Oy. My head is beginning to hurt. IMMEDIATELY this leads to Robert Putnam and
Bowling Alone and a suggestion that this "none-ness" (I'll ignore the fact that she uses the phrase "theological mushiness" to describe it - she has particular contempt for the phrase "spiritual but not religious") is a slap in the face to institutional authority, specifically to the institutional authority of evangelical Protestantism. You see,
the referees of American society have always been Protestant ministers.
But someone or some groups have mugged the referees and taken away their whistles. How do we know? Because people
openly accept extramarital sex, homosexuality and other outrages to traditional Christian morality
it's a threat to America's civil religion. You of course remember that in the 1830s and 1840s America's Protestant Referees did SO well in achieving consensus that we had a Civil War to settle their argument about slavery. Worthen reminds us that the First Amendment was used to enforce Protestant orthodoxy during the 19th Century through the defense of reading the Protestant Bible in public school classrooms. But.
Conservative Christian activists hold those sectarian foundations more dearly than they admit, and they are challenging the Obama administration’s efforts to frame access to contraception and same-sex marriage as civil rights immune to the veto of “private” conscience. Alan Sears, president of the legal advocacy organization Alliance Defending Freedom, sees an unprecedented threat to religious liberty in the harsh fines facing employers who refuse to cover contraception in their insurance programs.
It's their mortal souls, you understand. First Amendment? Only for us, thank you. Not for you godless "Chreasters" or for anyone LESS devout than you, and gay people don't count.
So this is how she concludes her discussion:
These legal efforts are less an attempt to redefine religious liberty than a campaign to preserve Christians’ historic right to police the boundary between secular principles and religious beliefs. Only now that conservative Christians have less control over organs of public power, they cannot rely on the political process. Now that the “nones” are declaring themselves, and more Americans — including many Christians — see birth control as a medical necessity rather than a sin, Mr. Sears sees a stark course of action for the Catholic and evangelical business owners he represents: “Litigation is all that our clients have.” Their problem, however, is more fundamental than legal precedent. Their problem is that America’s Christian consensus is fragmenting. We are left groping for something far messier: an evolving, this-worldly, compromise.

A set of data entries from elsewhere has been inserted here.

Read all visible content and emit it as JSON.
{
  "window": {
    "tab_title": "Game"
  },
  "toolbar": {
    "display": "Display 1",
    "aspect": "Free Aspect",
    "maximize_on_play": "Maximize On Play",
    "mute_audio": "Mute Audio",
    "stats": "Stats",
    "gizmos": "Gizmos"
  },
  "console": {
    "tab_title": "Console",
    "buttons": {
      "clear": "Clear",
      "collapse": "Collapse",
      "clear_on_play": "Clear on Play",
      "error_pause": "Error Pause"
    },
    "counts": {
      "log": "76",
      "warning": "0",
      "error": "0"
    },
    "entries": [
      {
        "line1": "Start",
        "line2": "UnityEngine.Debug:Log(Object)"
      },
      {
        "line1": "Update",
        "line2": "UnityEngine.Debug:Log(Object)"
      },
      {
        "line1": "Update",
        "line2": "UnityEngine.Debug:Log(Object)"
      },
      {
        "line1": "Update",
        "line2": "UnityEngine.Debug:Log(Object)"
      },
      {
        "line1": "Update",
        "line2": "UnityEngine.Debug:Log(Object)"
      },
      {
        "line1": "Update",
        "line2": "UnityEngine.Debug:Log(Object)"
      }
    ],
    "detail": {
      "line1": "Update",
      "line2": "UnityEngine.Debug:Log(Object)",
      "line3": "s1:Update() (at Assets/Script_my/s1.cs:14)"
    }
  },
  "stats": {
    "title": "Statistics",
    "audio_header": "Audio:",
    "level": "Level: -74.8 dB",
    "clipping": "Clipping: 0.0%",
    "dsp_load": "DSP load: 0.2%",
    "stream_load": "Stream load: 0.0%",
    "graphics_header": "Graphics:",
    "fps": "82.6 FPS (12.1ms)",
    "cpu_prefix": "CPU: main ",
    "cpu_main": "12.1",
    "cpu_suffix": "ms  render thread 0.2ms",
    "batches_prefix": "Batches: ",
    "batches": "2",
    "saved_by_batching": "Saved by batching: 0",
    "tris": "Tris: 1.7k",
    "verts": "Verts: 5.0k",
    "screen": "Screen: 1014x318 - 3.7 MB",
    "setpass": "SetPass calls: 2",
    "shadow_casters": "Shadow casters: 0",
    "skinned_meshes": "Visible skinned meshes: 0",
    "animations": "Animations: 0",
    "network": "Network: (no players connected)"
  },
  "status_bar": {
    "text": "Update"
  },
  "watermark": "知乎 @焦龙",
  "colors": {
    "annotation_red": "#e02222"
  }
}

Their problem is that America’s Christian consensus is fragmenting. Isn't this something we're supposed to be celebrating?
Isn't this really what the writers of the Constitution intended? I guess that whenever we have a question of hegemony, people get confused and bend over backward not to offend the preservers of it (like Messrs. Fischer and Barton.) It's all very confusing.
Let the referees melt. I think we'll do fine policing ourselves while expanding everyone's civil rights. Merry Christmas, all, even if you don't observe it.
6:24 PM: I was going to provide more explanation for the five commenters who thought I misread this. I decided not to. First, ever heard of reader-response theory? Of course two people can have different readings of anything, especially when whatever it is is presented as an opinion piece, because we all bring baggage to any text we read. Second, I stated my biases in reading this op-ed piece pretty clearly. I didn't ask any of you who thought it was thoroughly benign to do the same, but none of you did. Consider what your positions are based on.